The government’s ambition of making India a global manufacturing hub has led to an increased focus on the core and emerging sectors by promoting ease of doing business and measures to upgrade public works and boost digitization.
Finance Minister Nirmala Sitharaman is expected to reaffirm the government’s commitment to boosting growth by focusing on infrastructure creation and manufacturing in the budget for FY 2024 she will present on February 1.
But road-related capital expenditure may stay flat, experts say, citing concerns over the growing debt of the National Highways Authority of India (NHAI).
Last year saw earnings upgrades and robust order flows for most industrial companies, wrote financial services firm Jefferies in a note to clients. Although order flow growth may slow in 2023, operating leverage should continue to surprise, it added.

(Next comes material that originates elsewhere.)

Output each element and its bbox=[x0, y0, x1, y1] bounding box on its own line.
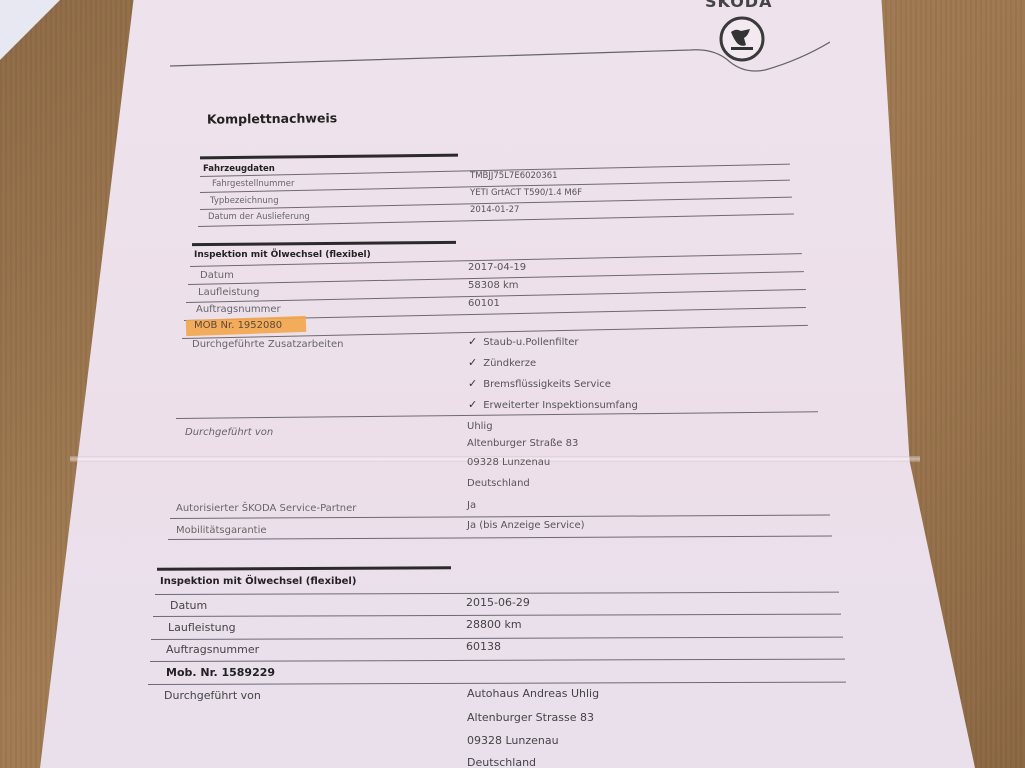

“Power T&D (Transmission and Distribution), Railways, Data Centres, Logistics, PLI (Production-Linked Incentive schemes) and Metals are the sub-segments we are more positive on,” Jefferies wrote.
“Budget 2024 commentary dropping capex focus is a potential red flag,” the firm wrote.
Market participants have pointed out that the budgetary allocation for infrastructure capex has gone up substantially over the past few years.
The government’s ambition of making India a global manufacturing hub has led to an increased focus on the core and emerging sectors by promoting ease of doing business and measures to upgrade public works and boost digitization.
The government is also looking at the Nation Asset Monetisation Plan to support the ambitious targets set under the National Infrastructure Pipeline.
Market participants say the government will continue to focus on infrastructure development, broad-based capital expenditure and manufacturing-led growth.
“The FY2024 Union Budget should remain focused on pro-growth initiatives such as continued infrastructure and capacity development investment,” said Manish Goel, founder & director, Research and Ranking.
Jefferies noted that the FY24 budget is the last material one before the national elections due in May 2024. The February 2024 budget cannot make material changes because of election embargo rules.
Nomura explained that the government’s focus is usually on electorally popular measures ahead of polls, the reason why it expects awards for road construction to not pick up in FY24. It has noted the trend of a slowdown in road-building orders ahead of the general elections in FY09, FY14 and FY19. A key reason is that the Election Commission of India enforces a Model Code of Conduct just ahead of the elections.
The government’s infra push has increased demand for construction material and equipment.
HDFC Securities believes that in the long term, India may emerge as an alternative manufacturing hub for global markets. It said multinationals were expanding capacity in India to cater to domestic as well as global demand. The share of exports in the order book and revenue is also increasing.
Excluding Larsen & Toubro (L&T), the order books at infra companies are at multi-year highs and have broken out of range of Rs 2.7-2.9 trillion seen over the past four years, data collected by Nuvama Wealth Research showed.
So far in FY23, valuation comfort, robust balance sheets, and strong order inflows have helped stock-specific rerating.
With inflation concerns easing, commodity prices cooling, and interest rate tightening set to ease, HDFC Securities expects further stock-specific rerating to play out.
The Nifty Infra index in the past one year is up 2 percent, but has risen nearly 7 percent in the past six months.
On road construction specifically, Kotak Institutional Equities said the financial results for the third quarter of FY23 will reflect improved execution on the fairly strong order books of road companies.
Even so, capex on the road sector is tipped to remain flat in the upcoming Budget, mainly because of the mounting debt of NHAI, which develops, maintains and manages the National Highways entrusted to it by the Centre by awarding road contracts.
The debt of NHAI increased to Rs 3.5 trillion in FY22 from around Rs 242 billion in FY15.
Nomura highlighted in a report dated December 10, 2022, that the macro situation for roads and highways is likely to deteriorate over FY24 and budget allocation will strain the ordering activity.
“Weak Budget allocation in FY23BE (Budget Estimate) (effective increase of 1% y-y) does not promise a turnaround in FY23F; with general elections due in May-24, we do not expect a turnaround in ordering for FY24,” wrote Priyankar Biswas and Neelotpal Sahu of Nomura in the report.
IIFL Securities pointed out that ordering for National Highways has been relatively slow with 5,007 km awarded until October 2022, up 2 percent Year-on-Year (YoY).
Even so, several market participants are upbeat about companies such as IRB Infrastructure Developers, PNC Infratech and KNR Constructions.
IIFL Securities wrote: “Allocation in the upcoming budget would be keenly watched and would be a key trigger for re-rating”. Its top picks include PNC Infratech, HG Infra and KNR Constructions, among highway developers, and Powermech Projects among general contractors.
Experts are keeping a close watch on the road monetisation scheme and any announcement on that front would be crucial.